穏やかな昼下がり。

降り注ぐのは、春のやわらかな日差し。



まるで、絵具を落としたみたいに空は青く澄んでいて。
綿菓子のような雲がフワフワと、のんびり泳いでいた。


気持ちのよい午後。
だけど、あたしの心はずっと薄曇り。







「はあ……」



今日も、何度目かの溜息をついて開いていた教科書をパタンと閉じた。


突き刺さるのは……。




視線
視線
視線!





原因は他でもない、目の前の彼だ!





相変わらず高級そうなティーカップを片手に、英文の本に視線を落としているハロルド王子。
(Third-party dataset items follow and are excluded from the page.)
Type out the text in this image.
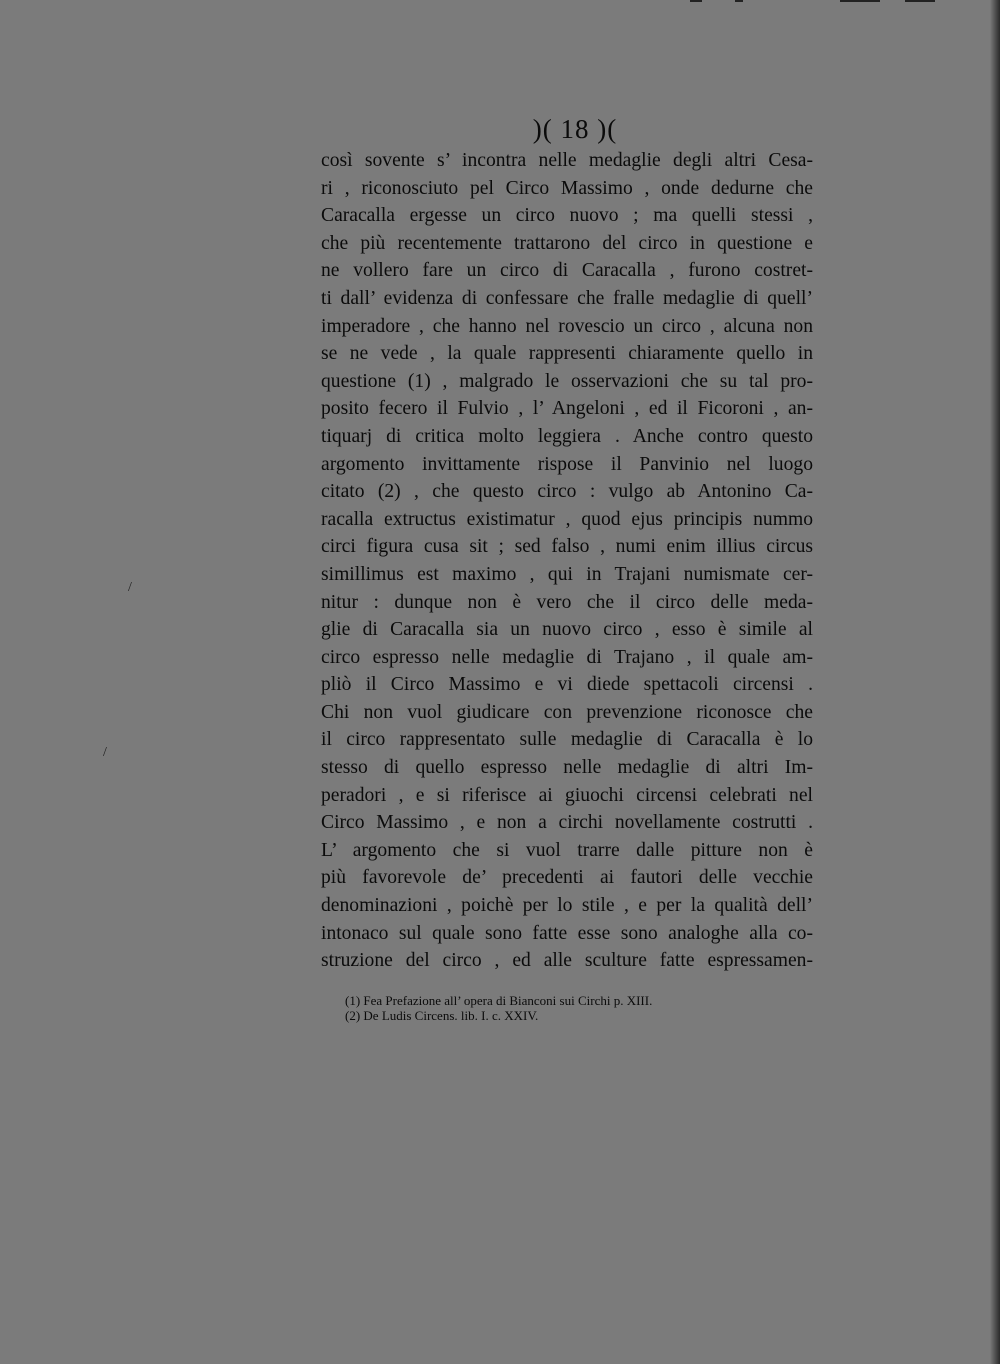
)( 18 )(
così sovente s’ incontra nelle medaglie degli altri Cesa-
ri , riconosciuto pel Circo Massimo , onde dedurne che
Caracalla ergesse un circo nuovo ; ma quelli stessi ,
che più recentemente trattarono del circo in questione e
ne vollero fare un circo di Caracalla , furono costret-
ti dall’ evidenza di confessare che fralle medaglie di quell’
imperadore , che hanno nel rovescio un circo , alcuna non
se ne vede , la quale rappresenti chiaramente quello in
questione (1) , malgrado le osservazioni che su tal pro-
posito fecero il Fulvio , l’ Angeloni , ed il Ficoroni , an-
tiquarj di critica molto leggiera . Anche contro questo
argomento invittamente rispose il Panvinio nel luogo
citato (2) , che questo circo : vulgo ab Antonino Ca-
racalla extructus existimatur , quod ejus principis nummo
circi figura cusa sit ; sed falso , numi enim illius circus
simillimus est maximo , qui in Trajani numismate cer-
nitur : dunque non è vero che il circo delle meda-
glie di Caracalla sia un nuovo circo , esso è simile al
circo espresso nelle medaglie di Trajano , il quale am-
pliò il Circo Massimo e vi diede spettacoli circensi .
Chi non vuol giudicare con prevenzione riconosce che
il circo rappresentato sulle medaglie di Caracalla è lo
stesso di quello espresso nelle medaglie di altri Im-
peradori , e si riferisce ai giuochi circensi celebrati nel
Circo Massimo , e non a circhi novellamente costrutti .
L’ argomento che si vuol trarre dalle pitture non è
più favorevole de’ precedenti ai fautori delle vecchie
denominazioni , poichè per lo stile , e per la qualità dell’
intonaco sul quale sono fatte esse sono analoghe alla co-
struzione del circo , ed alle sculture fatte espressamen-
(1) Fea Prefazione all’ opera di Bianconi sui Circhi p. XIII.
(2) De Ludis Circens. lib. I. c. XXIV.
/
/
ヒロ兄になぜか王子のお世話を任されたあたしは、女子たちの怨念にも似た視線を受け続けていた。




『なんであの子なの?』

『あんな地味な子がどうしてハロルド様のおそばにいられるのよ』




……勘弁してほしい。
聞こえるように言ってる?


そんなような陰口は、もう毎日。


だけど、彼女たちはうまくやっている。
王子には聞かれないように、あたしとすれ違う時にわざと言ったりだとか、いろいろ試行錯誤してるらしい。


そーいう努力と言うものを、ぜひ他に生かして欲しいもんだ。